Ultrathin, Porous CoPS Nanosheets: GO Self-Sacrificing Template Synthesis as Bifunctional Catalysts for Overall Water Splitting

The exploitation of low-cost, porous, and ultrathin 2D electrocatalysts in the bifunctional electrocatalysis reaction and overall water splitting is a meaningful route to renewable energy technologies. Herein, as efficient bifunctional electrocatalysts toward the water-splitting process, the desirable cobalt phosphosulfide (CoPS) nanosheets stem from Co2+ cross-linking to form strong coordination bonds with negatively charged oxygen-containing functional groups on a graphene oxide (GO) sacrificial template via electrostatic interactions. The prepared CoPS catalyst exhibits a distinguished electrochemical performance with a low overpotential (η) of hydrogen evolution reaction (∼52 mV) and oxygen evolution reaction (∼280.7 mV) at 10 mA cm–2 and better durability and higher turnover frequencies under alkaline environments. When it was used as the cathode and anode in alkaline media, the CoPS required only 1.62 V to achieve a current density of 10 mA cm–2, outperforming most of the low-cost bifunctional electrocatalysts reported to date.
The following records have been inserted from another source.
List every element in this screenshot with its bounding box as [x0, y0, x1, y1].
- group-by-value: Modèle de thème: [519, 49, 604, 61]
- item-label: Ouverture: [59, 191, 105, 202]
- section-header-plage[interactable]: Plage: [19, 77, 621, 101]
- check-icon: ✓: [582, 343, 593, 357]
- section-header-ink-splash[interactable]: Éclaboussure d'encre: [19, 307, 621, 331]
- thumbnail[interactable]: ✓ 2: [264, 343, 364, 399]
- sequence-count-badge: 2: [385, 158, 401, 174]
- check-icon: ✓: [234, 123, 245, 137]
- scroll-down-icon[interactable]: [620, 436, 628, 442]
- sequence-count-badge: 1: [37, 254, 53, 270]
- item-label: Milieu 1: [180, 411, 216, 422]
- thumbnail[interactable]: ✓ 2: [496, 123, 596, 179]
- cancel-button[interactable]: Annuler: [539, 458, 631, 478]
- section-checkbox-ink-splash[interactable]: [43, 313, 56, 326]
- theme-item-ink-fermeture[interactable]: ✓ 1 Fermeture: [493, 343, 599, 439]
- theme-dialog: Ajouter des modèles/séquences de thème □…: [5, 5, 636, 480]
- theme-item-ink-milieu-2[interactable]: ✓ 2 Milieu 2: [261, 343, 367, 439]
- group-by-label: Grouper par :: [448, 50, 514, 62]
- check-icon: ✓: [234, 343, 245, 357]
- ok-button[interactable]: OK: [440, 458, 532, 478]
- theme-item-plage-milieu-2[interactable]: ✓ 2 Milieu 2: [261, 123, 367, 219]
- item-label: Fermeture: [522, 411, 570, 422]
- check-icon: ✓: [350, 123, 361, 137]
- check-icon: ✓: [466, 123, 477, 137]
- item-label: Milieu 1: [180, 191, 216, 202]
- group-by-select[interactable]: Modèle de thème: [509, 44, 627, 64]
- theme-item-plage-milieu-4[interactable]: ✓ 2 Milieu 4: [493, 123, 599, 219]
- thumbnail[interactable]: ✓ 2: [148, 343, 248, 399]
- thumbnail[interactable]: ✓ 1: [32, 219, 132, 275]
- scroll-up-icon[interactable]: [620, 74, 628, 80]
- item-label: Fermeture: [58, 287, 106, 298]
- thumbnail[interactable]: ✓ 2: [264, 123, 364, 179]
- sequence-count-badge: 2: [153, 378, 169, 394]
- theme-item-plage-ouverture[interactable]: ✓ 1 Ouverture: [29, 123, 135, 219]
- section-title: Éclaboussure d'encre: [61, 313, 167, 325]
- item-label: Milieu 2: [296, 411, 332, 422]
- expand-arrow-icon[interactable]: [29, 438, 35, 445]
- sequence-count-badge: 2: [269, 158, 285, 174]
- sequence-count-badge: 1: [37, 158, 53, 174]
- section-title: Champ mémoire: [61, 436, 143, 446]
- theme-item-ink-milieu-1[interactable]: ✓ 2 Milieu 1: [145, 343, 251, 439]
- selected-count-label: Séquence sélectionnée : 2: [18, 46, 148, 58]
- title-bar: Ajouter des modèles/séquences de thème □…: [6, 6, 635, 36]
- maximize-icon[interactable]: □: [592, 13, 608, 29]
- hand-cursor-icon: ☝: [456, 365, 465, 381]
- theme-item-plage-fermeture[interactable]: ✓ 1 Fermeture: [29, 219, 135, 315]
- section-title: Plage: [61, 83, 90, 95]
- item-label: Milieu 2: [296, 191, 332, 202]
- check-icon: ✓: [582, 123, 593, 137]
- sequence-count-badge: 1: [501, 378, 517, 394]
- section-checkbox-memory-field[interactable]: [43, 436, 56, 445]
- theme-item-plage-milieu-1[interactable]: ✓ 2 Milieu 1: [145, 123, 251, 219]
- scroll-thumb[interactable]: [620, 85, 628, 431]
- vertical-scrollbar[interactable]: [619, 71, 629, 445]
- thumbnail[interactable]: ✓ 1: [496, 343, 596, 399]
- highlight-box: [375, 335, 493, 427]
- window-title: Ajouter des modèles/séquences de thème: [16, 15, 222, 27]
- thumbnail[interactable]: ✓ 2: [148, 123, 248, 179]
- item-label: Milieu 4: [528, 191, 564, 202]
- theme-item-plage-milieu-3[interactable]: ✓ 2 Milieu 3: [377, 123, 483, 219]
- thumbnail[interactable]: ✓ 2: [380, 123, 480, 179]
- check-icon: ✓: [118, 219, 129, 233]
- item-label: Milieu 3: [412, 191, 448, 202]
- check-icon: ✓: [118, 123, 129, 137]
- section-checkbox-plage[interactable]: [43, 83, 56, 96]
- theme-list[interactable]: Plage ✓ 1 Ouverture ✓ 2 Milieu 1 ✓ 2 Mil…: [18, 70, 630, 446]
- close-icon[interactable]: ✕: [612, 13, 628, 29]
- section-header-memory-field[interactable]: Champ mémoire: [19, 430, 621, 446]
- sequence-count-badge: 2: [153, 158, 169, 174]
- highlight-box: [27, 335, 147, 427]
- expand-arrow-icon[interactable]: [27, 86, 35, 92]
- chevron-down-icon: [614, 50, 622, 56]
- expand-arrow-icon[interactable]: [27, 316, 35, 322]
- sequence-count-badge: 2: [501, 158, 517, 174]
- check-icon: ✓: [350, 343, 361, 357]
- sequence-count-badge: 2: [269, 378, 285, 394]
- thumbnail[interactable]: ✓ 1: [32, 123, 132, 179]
The bond energy of the P═S bond not only effectively adsorb protons but also suitably weakens the adsorption on the Co–Co bridge site, thereby improving the multifunctional electrocatalysis for water splitting. The excellent performance of porous and ultrathin CoPS nanosheets is conducive to the complete exposure of active sites and facile ion transport kinetics, and they serve as a promising non-precious-metal-based electrocatalysts for the water-splitting reaction.